知人が社長の会社が税務調査で申告内容の誤りが指摘され、調査官から修正申告を奨励されたという。調査では、誤りの内容、金額、課税処分の理由などが説明されたのだが、知人の社長はどうもその処分に納得できない。すると顧問税理士が「納得がいかないなら、更正の請求をしましょうか」と言ってきたそうだ。社長は、「・・・」と意味不明。そこで、その違いについて税理士に聞いたという。一般納税者で「修正申告」と「更正」の違いを理解している人も少ないと思う。

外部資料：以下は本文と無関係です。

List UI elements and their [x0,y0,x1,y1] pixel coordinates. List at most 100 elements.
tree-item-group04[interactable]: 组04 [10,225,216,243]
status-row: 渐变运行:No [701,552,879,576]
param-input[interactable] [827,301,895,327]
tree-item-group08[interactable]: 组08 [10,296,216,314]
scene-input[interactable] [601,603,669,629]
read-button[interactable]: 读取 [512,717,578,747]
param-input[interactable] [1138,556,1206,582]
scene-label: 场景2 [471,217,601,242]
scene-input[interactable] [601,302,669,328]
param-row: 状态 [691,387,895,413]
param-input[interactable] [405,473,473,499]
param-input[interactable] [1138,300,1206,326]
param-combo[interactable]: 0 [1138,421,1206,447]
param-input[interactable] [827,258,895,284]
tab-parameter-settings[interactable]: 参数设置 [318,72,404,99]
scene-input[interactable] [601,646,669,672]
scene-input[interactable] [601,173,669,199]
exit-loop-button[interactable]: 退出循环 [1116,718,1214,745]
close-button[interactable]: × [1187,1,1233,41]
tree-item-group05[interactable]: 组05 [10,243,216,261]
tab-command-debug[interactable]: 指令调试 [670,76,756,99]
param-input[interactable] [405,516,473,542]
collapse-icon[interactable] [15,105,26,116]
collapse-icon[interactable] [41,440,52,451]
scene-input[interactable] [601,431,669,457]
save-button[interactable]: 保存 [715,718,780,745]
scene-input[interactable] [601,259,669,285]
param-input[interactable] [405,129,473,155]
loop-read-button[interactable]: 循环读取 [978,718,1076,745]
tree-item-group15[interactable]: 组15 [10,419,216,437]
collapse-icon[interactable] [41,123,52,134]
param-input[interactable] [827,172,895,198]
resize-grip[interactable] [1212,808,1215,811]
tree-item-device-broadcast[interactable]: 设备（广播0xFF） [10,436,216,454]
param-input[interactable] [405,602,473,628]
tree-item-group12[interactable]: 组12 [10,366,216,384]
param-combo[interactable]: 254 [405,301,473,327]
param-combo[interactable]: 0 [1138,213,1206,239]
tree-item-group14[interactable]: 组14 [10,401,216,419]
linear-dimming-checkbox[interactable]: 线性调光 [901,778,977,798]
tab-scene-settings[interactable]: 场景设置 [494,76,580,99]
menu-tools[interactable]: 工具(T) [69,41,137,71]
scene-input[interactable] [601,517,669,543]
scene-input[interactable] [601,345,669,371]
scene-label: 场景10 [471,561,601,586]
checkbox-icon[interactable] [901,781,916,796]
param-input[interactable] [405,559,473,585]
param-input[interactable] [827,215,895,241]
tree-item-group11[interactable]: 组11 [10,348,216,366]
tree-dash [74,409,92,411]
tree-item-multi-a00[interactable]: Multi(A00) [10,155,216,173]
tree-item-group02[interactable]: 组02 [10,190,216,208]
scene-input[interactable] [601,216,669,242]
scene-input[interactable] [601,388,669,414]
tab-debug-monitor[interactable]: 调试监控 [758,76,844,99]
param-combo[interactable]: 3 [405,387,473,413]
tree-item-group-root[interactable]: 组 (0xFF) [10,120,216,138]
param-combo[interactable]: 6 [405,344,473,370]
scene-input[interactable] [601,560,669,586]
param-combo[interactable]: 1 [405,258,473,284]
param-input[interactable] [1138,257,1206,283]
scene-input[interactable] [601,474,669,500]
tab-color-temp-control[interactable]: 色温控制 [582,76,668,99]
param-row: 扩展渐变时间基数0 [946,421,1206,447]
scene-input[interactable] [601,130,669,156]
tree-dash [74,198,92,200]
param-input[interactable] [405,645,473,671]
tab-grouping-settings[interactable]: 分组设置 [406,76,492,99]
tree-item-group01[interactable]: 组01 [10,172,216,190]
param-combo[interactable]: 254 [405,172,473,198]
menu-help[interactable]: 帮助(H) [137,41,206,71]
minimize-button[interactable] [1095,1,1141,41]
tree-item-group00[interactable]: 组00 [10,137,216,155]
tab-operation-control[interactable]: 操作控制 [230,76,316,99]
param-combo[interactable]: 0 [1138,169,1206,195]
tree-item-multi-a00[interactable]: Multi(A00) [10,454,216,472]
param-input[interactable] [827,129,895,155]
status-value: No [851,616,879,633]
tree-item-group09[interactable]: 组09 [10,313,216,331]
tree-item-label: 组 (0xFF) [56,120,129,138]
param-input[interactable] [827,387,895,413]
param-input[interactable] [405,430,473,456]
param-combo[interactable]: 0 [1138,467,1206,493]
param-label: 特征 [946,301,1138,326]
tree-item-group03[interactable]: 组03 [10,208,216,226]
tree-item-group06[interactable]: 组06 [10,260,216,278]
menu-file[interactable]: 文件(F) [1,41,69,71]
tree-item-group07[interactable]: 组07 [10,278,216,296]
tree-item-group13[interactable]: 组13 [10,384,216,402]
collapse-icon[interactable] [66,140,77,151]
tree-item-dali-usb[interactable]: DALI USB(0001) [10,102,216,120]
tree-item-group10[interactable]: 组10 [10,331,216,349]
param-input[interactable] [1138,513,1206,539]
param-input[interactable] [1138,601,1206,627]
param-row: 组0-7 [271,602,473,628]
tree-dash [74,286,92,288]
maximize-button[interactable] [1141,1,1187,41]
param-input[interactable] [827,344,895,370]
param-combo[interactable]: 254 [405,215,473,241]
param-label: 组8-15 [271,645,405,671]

簡単に言ってしまえば「修正申告」は、自ら申告内容の間違いを認め、本来払うべき税額計算をやり直して、申告する手続きだ。一方で「更正」とは、課税当局の処分に納得できず、修正申告しない場合に、課税当局に納めるべき税額を決めてもらう手続きを言う。更正の請求が行わると課税当局は、更正処分といって、決めた税額に更正内容について理由を記載して納税者に示すことになる。

要は自ら過ちを認めるのが「修正申告」であり、認めない代わりの課税当局に税額計算をやり直して決めてもらうのが「更正」というわけだ。これだけだと、結局、課税当局の言いなりで、どちらも大きな違いが感じられないだろう。結局、「更正は単に納税者側の意地を通しただけ」というイメージだ。しかし実は「修正申告」と「更正」の大きな違いがある。それは「更正」なら、課税当局の決定に不満があるときは、国税不服審判所や裁判で争うことができるが、「修正申告」してしまうと、国税不服審判所に不服申立てをすることができないのだ。理由は、自ら申告内容の過ちを認めたから。「更正」は、自らは過ちを認めたわけではない。故に、課税当局の決定に納得が出来なければ、不服申立てなどで争えるというわけだ。

ちなみに、修正申告をすると不服申立ては出来ないが更正の請求はできる。「修正申告」と「更正」は一見似ているようで、その意味は大きく違う。ならば、修正申告しないですべて「更正」し、理由付記させた方が良いと考える人もいると思うが、税務調査は調査官と納税者の一定の信頼関係で行われており、明らかにミスしているものを「更正」となれば、課税当局も〝しこり“が残るものと推察される。そういえば、若かりし専門紙の記者時代、「更正」の変換を間違えて、「更生」にして原稿を出してしまったことがある。上司に「おまえは生き方を正すのか」と厳しい指摘をされた。「更正の請求」を見ると、今も懐かしい思い出となっている。